FOR IMMEDIATE RELEASE - January 10, 2013
[NEW YORK, NY] - The United Kingdom (UK) announced a historic change in their policy on abortions for women raped in armed conflict, a move that should have enormous global impact on health care given women in war zones. UK government spokesperson, Baroness Northover, speaking in the House of Lords on January 9, 2013, acknowledged that girls and women raped in armed conflict have absolute legal rights to comprehensive medical care, including abortions when medically necessary, under common Article 3 of the Geneva Conventions.
Global Justice Center President Janet Benshoof states, “We applaud the UK for its global leadership on calling an end to the unjust and illegal denial of abortions for women raped and tortured in armed conflict.”
The UK now joins with Norway in calling to ensure abortions are part of medical treatment for women raped in war, and for calling on the US to lift the abortion restrictions placed on all US humanitarian aid funds. Norway was the first country to affirm that nondiscriminatory medical care under the Geneva Conventions must include abortions, and in 2011 called upon the US government to lift its abortion ban on aid for women raped in war as a matter of compliance with the Geneva Conventions.
Baroness Northover’s statement laid out several ways the UK government would protect the medical care rights of women victims of war rape:
- Acknowledge that international humanitarian law, not national abortion laws, is the legal standard to be followed when treating victims of war rape.
- Officially ask the US government to reinterpret the Helms Amendment abortion restrictions put on foreign aid to allow for abortions for women raped in armed conflict.
- Continue to flag its position supporting the legal rights to abortion for women raped in war to the International Committee of the Red Cross, which has an abortion ban attached to its US funding.
- Affirm that all recipients of UK humanitarian aid funding must use that funding in compliance with international humanitarian law, where applicable.
This turnaround in UK policy came in response to a historic call by Lord Anthony Lester of Herne Hill for the UK to take global leadership to end the routine denial of “life and health saving abortions in humanitarian settings” for girls and women raped in war.
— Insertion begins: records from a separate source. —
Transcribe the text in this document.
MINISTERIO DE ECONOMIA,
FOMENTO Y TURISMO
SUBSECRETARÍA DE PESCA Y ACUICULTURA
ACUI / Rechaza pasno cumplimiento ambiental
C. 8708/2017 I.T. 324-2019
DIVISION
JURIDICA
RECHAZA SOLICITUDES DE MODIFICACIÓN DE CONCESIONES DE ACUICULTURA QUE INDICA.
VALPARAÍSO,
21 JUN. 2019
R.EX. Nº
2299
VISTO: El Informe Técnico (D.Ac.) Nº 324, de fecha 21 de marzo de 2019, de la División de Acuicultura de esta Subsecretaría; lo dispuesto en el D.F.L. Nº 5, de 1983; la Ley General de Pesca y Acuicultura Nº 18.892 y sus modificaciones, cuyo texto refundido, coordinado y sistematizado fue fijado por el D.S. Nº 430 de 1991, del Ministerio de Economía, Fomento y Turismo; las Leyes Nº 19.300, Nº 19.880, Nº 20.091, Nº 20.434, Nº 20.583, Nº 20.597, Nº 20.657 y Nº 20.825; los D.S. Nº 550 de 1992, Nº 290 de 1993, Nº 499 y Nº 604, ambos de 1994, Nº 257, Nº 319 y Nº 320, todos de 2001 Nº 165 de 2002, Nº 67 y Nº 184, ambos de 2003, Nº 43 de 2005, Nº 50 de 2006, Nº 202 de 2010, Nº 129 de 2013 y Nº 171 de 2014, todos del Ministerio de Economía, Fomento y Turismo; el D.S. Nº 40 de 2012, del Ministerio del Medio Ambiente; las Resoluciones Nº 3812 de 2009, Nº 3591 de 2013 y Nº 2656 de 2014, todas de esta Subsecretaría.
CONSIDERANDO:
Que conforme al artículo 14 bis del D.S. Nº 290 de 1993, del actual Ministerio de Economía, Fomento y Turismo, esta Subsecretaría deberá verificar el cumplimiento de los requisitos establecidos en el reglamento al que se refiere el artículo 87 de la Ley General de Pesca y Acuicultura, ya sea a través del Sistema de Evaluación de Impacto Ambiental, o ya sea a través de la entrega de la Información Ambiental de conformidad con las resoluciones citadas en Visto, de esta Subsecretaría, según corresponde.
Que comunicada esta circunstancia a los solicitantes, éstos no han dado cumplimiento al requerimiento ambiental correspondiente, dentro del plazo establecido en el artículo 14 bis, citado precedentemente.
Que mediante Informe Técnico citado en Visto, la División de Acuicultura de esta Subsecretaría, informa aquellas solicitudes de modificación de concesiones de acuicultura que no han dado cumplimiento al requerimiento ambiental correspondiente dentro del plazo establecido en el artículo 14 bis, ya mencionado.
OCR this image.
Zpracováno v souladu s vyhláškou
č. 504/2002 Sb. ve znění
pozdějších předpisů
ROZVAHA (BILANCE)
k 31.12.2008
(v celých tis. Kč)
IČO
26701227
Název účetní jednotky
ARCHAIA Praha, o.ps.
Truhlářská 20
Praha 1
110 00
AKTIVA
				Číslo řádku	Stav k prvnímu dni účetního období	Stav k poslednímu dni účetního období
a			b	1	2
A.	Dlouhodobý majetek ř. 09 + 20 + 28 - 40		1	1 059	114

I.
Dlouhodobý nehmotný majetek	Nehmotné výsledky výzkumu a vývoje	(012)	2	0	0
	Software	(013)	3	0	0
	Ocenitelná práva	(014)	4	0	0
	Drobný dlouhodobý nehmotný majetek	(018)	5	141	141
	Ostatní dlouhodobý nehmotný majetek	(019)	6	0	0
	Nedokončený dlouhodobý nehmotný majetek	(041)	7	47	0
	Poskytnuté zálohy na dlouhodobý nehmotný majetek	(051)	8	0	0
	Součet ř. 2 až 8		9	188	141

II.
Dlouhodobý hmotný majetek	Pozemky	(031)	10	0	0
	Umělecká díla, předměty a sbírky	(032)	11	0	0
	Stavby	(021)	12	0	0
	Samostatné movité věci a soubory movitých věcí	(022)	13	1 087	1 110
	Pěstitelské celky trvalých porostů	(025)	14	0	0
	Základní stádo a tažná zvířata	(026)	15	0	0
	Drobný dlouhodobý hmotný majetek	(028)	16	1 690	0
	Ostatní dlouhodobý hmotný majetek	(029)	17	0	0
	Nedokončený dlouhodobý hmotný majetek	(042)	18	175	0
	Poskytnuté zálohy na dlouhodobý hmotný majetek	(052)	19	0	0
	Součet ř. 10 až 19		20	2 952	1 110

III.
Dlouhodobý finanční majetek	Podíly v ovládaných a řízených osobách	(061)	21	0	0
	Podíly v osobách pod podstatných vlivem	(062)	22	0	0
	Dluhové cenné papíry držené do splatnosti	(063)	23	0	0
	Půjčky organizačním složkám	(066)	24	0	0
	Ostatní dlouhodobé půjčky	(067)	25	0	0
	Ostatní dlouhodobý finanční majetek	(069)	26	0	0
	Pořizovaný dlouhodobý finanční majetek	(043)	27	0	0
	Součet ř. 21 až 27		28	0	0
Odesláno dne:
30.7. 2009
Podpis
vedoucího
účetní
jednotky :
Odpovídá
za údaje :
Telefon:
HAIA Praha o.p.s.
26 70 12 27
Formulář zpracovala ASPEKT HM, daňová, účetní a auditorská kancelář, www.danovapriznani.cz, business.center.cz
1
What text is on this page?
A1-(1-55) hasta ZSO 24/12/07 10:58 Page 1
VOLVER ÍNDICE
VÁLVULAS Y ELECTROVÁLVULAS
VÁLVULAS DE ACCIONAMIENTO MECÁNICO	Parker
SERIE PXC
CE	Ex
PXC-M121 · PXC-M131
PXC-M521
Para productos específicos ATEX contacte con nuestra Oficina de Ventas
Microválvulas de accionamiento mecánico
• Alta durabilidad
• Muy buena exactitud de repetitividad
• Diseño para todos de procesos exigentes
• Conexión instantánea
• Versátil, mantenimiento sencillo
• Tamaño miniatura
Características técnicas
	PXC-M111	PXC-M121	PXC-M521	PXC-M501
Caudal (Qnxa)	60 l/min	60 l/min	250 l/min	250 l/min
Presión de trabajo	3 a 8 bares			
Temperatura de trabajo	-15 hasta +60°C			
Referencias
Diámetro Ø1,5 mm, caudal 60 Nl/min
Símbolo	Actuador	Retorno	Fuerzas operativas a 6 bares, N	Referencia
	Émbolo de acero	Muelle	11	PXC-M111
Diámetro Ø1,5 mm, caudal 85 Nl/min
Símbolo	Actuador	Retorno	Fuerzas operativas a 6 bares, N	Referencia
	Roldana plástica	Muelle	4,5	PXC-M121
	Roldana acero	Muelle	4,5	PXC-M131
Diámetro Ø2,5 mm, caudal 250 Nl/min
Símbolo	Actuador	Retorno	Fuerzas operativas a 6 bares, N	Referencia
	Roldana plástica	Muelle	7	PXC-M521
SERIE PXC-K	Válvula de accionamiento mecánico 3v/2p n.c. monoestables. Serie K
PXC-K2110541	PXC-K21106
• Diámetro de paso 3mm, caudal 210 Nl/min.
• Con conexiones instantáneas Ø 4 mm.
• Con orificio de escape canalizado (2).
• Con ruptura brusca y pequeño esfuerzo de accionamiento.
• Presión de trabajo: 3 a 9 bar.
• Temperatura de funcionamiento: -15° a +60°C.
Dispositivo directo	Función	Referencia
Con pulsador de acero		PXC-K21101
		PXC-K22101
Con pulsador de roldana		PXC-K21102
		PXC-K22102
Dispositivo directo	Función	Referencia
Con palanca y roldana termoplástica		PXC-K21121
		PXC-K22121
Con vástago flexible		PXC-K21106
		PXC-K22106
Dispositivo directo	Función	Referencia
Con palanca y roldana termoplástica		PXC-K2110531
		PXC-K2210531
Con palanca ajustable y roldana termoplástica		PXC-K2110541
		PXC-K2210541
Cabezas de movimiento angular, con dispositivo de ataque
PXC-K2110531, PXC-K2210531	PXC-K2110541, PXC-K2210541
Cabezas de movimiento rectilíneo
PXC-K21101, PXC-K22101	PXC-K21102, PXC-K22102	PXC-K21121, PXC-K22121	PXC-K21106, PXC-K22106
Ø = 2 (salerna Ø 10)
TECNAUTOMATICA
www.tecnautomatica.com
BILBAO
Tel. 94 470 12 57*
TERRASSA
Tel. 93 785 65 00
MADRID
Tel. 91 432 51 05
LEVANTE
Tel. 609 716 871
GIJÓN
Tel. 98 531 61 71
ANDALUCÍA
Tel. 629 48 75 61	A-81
Lord Lester called the denial of abortions for women raped in war “barbaric,” stating that it leaves victims with“the terrible 'choice’ of risking an unsafe abortion, suicide, or being forced to bear the child of their rapists.
Other peers advocating for the UK to ensure that its humanitarian aid policy includes abortion access for war rape victims included: Baroness Kinnock, who referenced her firsthand experience meeting with war rape victims in the Democratic Republic of Congo; Baroness Kennedy; Lord Collins; Baroness Tonge; Baroness Uddin; and Baroness Flather, who cited the recent gang rape case in India that has sparked international outcry, and concluded by stating, “It is time that we in this country decided that all our money should go to save and to serve women. That is what I would like to see. It is time to stop pussyfooting around and to do something about it.”
Lauding this UK policy change, Ms. Benshoof adds: “All donor countries should join the UK in protecting the medical care rights of women raped in armed conflict. Women must not be forced to bear the child of their rapists.”